In sweeping McGrattan out of town four days after buying out Ray Emery’s contract, Murray acknowledged he was doing some spring cleaning.

“From my point of view, I want our team to kind of knock the label of a dysfunctional room, if that’s the right word,” Murray said. “With Ray and Brian and people like that, all I ever heard were the stories of all these guys doing different things … I want a team of real character people, as best I can, and I want very definitely good people in our room.

“I think anything I read, and you guys wrote it, is that we had some issues in our room. I want to clean that perception up.”
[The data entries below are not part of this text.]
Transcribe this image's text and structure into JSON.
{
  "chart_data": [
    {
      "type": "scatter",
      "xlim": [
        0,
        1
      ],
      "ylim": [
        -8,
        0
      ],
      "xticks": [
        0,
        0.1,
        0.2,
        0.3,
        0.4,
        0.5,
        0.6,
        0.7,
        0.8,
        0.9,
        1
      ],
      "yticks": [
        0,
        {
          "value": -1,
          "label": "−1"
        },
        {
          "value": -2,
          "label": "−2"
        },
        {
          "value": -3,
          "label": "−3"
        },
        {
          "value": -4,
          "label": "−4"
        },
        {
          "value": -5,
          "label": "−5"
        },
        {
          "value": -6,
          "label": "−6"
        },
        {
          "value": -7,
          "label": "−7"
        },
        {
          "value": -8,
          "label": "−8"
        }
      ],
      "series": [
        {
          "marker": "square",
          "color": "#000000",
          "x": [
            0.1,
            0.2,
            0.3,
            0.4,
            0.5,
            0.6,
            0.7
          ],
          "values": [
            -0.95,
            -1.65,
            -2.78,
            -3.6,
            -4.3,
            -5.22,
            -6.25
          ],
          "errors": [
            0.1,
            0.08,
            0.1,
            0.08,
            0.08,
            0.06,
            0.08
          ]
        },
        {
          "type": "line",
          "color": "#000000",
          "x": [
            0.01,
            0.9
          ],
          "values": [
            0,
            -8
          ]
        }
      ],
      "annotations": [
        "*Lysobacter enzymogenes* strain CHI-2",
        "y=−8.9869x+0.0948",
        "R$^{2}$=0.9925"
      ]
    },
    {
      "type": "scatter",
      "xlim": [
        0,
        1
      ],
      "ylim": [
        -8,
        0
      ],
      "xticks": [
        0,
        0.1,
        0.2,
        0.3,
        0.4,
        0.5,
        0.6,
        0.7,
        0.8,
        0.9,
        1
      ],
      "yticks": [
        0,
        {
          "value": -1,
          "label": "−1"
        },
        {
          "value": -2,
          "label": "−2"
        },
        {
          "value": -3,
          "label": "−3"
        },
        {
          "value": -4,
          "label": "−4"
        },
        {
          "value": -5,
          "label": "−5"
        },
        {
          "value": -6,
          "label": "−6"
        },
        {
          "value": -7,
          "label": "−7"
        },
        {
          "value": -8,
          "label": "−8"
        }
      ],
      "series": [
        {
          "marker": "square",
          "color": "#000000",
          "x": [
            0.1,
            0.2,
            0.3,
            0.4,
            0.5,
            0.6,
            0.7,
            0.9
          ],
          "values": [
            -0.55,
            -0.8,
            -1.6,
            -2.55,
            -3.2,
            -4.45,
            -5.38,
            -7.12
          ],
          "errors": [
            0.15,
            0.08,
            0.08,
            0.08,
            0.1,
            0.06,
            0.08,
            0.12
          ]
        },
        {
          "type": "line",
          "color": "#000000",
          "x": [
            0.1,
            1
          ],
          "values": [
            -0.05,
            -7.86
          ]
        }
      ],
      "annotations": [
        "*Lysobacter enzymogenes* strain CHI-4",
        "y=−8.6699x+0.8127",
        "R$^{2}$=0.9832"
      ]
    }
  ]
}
“Character,” it seems, is a new key word for the team, along with Craig Hartsburg’s “accountability.” Other bloggers have pointed out the weirdness that seems to go along with this whole thing — the focus in Murray’s comments on the public perception of a problem rather than on the problem itself, which is never named by anyone — and I agree, but I am still feeling good about the changes being made. Am I a sucker for falling for the management line so easily? Maybe, but I’ve got to say that after this past season, what they’re selling sounds pretty darn appealing.

My ideal Sens player at this point is just about totally angelic (or at least a really nice guy) off the ice, but still fine with beating the living crap out of someone during a game. He is a guy you can not only bring home to mother, but also count on to defend your honour in a barfight. Basically, I want a team of Alfies, Mike Fishers, and Chris Phillipses. I’m assuming the team’s new focus on ”character” means I’ll hear no more shady rumours about this or that player getting up to mischief at some bar (it was Barrymore’s in the story I heard), while “accountability” means I’ll be able to count on seeing them put in a full one million percent effort on the ice at every game and every practice. I accept that not everyone can be a shining example of virtue or a pillar of the community like the three players I mentioned, but if they can at least show me a real commitment to the team while managing not to have road rage issues or be constantly dogged by nagging rumours of other mysterious and unmentionable “off-ice problems,” I’ll be quite happy.

At the moment, Cody Bass — a player I was very impressed with last season and hope to see more of in 08-09 — is being held up by management as an example of the type of player the team wants. From the Citizen:

Veteran Chris Neil and Cody Bass, who was one of the club’s few bright spots late in the season and in the playoffs, can hold their own against rivals. Just as importantly, new coach Craig Hartsburg can trust them to contribute while taking a regular shift.

“We want gritty, competitive people who the coach feels comfortable putting on the ice. Someone who can finish checks, kill a penalty or win a faceoff,” said Murray. “That tells the coach he’s a safe guy.

“That’s what (Bass) is. He’s a hard-working kid. He’s not afraid to run into people. I hope he will be a good penalty killer. He looks like a coachable guy.”

For his part, Bass, who is in town for the Sens’ Development Camp tells the Sun:

“I’m not a fighter, but at the same time if I have to I will,” Bass said at the Senators development camp yesterday. “I think every team will have the guys that if a game gets out of hand, guys will stick up for each other. I’m only a young guy, but I think that’s a huge thing.

“When you have a team that’s so close, it doesn’t matter who you are, you’re going to stick up for each other. I think that’s what they’re trying to look for this year. Hopefully, we’ll have a real close team.”

And this, I think, ties in pretty well with something Craig Hartsburg said at his first press conference:

“We want this group to take great pride and passion in being a team. To me, that is one of the utmost important things right from the start that we’ll stress.”

So for the Sens it’s out with infighting, and goodbye to the tiny personalized rainclouds that hovered over each of the players’ heads last season; in with sunshine and roses and a healthy desire to pummel your opponent instead of a soul-destroying urge to murder half your teammates. Can you feel the love? I can feel it. I hope this plan works.